Pour inciter les entreprises à accorder plus d'heures supplémentaires (donc augmenter leur demande de travail), des réductions forfaitaires des cotisations patronales sont accordés : 0,50 € par heure supplémentaire pour les entreprises de plus de 20 salariés et 1,50 € par heure supplémentaire pour les entreprises de moins de 20 salariés. Pour ces dernières entreprises cependant, il faut noter que la diminution des charges patronales est compensée par une augmentation de la majoration du salaire des heures supplémentaires, celle-ci passant de 10 % à 25 %. Ainsi, le gain pour les petites entreprises n'existe que pour des salaires très proches du Smic, s'annule un peu avant 1,5 Smic et devient négatif au-delà.

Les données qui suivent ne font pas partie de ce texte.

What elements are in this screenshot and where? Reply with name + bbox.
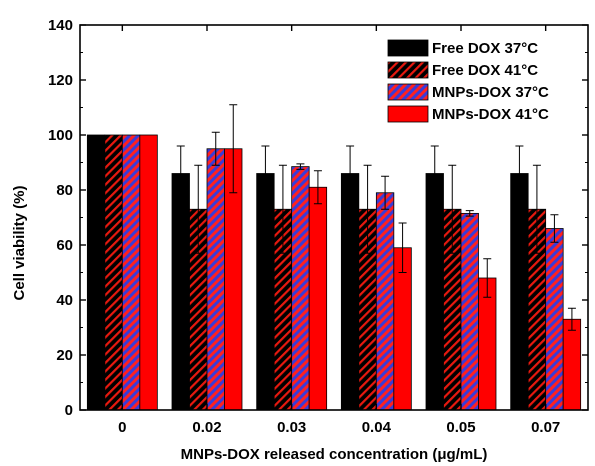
y-tick-label: 100 xyxy=(48,127,73,144)
bar-s4-0.07 xyxy=(562,318,582,411)
bar-s1-0 xyxy=(86,134,106,411)
y-tick-label: 80 xyxy=(56,182,73,199)
legend-label-s1: Free DOX 37°C xyxy=(432,40,538,57)
bar-s3-0.04 xyxy=(375,192,395,411)
bar-s1-0.02 xyxy=(171,173,190,411)
y-tick-label: 0 xyxy=(65,402,73,419)
bar-s3-0.02 xyxy=(206,148,225,411)
legend-swatch-s4 xyxy=(387,105,429,123)
bar-s4-0 xyxy=(139,134,158,411)
x-tick-label: 0 xyxy=(118,419,126,436)
x-tick-label: 0.04 xyxy=(362,419,392,436)
x-tick-label: 0.07 xyxy=(531,419,560,436)
legend-swatch-s3 xyxy=(387,83,429,101)
bar-s1-0.05 xyxy=(425,173,444,411)
legend-swatch-s2 xyxy=(387,61,429,79)
x-tick-label: 0.03 xyxy=(277,419,306,436)
bar-s3-0.03 xyxy=(291,166,310,411)
bar-s1-0.07 xyxy=(510,173,529,411)
y-tick-label: 120 xyxy=(48,72,73,89)
x-tick-label: 0.02 xyxy=(192,419,221,436)
bar-s4-0.05 xyxy=(478,277,497,411)
bar-s3-0 xyxy=(121,134,141,411)
x-axis-title: MNPs-DOX released concentration (μg/mL) xyxy=(181,446,488,463)
legend-swatch-s1 xyxy=(387,39,429,57)
bar-s2-0 xyxy=(104,134,123,411)
bar-s4-0.03 xyxy=(308,186,328,411)
y-axis-title: Cell viability (%) xyxy=(11,185,28,300)
bar-s3-0.05 xyxy=(460,212,479,411)
legend: Free DOX 37°C Free DOX 41°C MNPs-DOX 37°C M… xyxy=(387,39,549,123)
bar-s1-0.03 xyxy=(256,173,275,411)
y-tick-label: 20 xyxy=(56,347,73,364)
y-tick-label: 140 xyxy=(48,17,73,34)
y-tick-label: 40 xyxy=(56,292,73,309)
y-tick-label: 60 xyxy=(56,237,73,254)
bar-s3-0.07 xyxy=(545,228,564,411)
legend-label-s2: Free DOX 41°C xyxy=(432,62,538,79)
legend-label-s4: MNPs-DOX 41°C xyxy=(432,106,549,123)
bar-s1-0.04 xyxy=(340,173,360,411)
legend-label-s3: MNPs-DOX 37°C xyxy=(432,84,549,101)
x-tick-label: 0.05 xyxy=(446,419,475,436)
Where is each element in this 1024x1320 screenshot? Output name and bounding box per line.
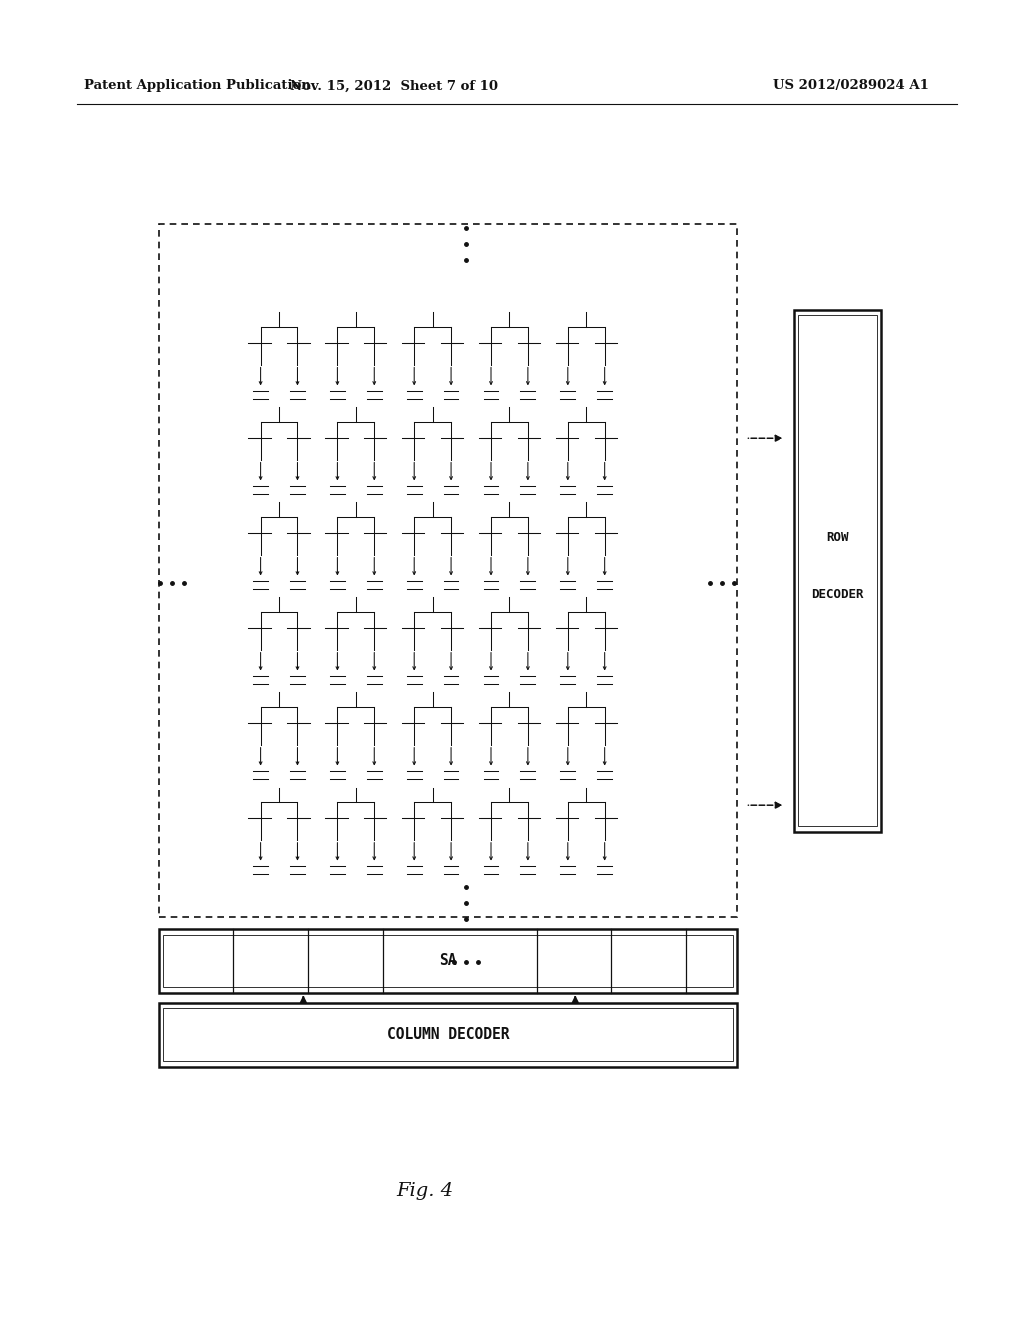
Bar bbox=[798, 315, 877, 826]
Text: ROW: ROW bbox=[826, 532, 848, 544]
Bar bbox=[159, 929, 737, 993]
Bar bbox=[794, 310, 881, 832]
Bar bbox=[163, 1008, 733, 1061]
Bar bbox=[159, 1003, 737, 1067]
Bar bbox=[163, 935, 733, 987]
Text: DECODER: DECODER bbox=[811, 589, 863, 601]
Text: US 2012/0289024 A1: US 2012/0289024 A1 bbox=[773, 79, 929, 92]
Text: Fig. 4: Fig. 4 bbox=[396, 1181, 454, 1200]
Text: Patent Application Publication: Patent Application Publication bbox=[84, 79, 310, 92]
Text: SA: SA bbox=[439, 953, 457, 969]
Bar bbox=[159, 224, 737, 917]
Text: Nov. 15, 2012  Sheet 7 of 10: Nov. 15, 2012 Sheet 7 of 10 bbox=[290, 79, 499, 92]
Text: COLUMN DECODER: COLUMN DECODER bbox=[387, 1027, 509, 1043]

II/ Les effets sur la demande de travail
La loi TEPA a suscité un grand nombre de commentaires, y compris avant qu'elle soit réellement discutée au parlement. Le plus souvent, les débats ont porté sur la question de savoir si les employés ont réellement la possibilité de choisir combien d'heures supplémentaires ils souhaitent effectuer. Cela dépend bien évidemment du pouvoir de négociation du salarié qui varie selon le type d'emploi, mais surtout de l'incitation qu'ont les employeurs à demander à leurs salariés de faire plus d'heures supplémentaires. Sur ce dernier point, l'impact de loi TEPA est susceptible de varier sensiblement selon le type d'entreprise considéré : comme indiqué plus haut, la loi rend la fiscalité des heures supplémentaires plus avantageuse pour les grandes entreprises, mais pas pour les petites lorsqu'elles versent des salaires supérieurs à 1,5 Smic. Par conséquent, l'effet de la défiscalisation des heures supplémentaires sur la demande de travail va surtout concerner les grandes entreprises.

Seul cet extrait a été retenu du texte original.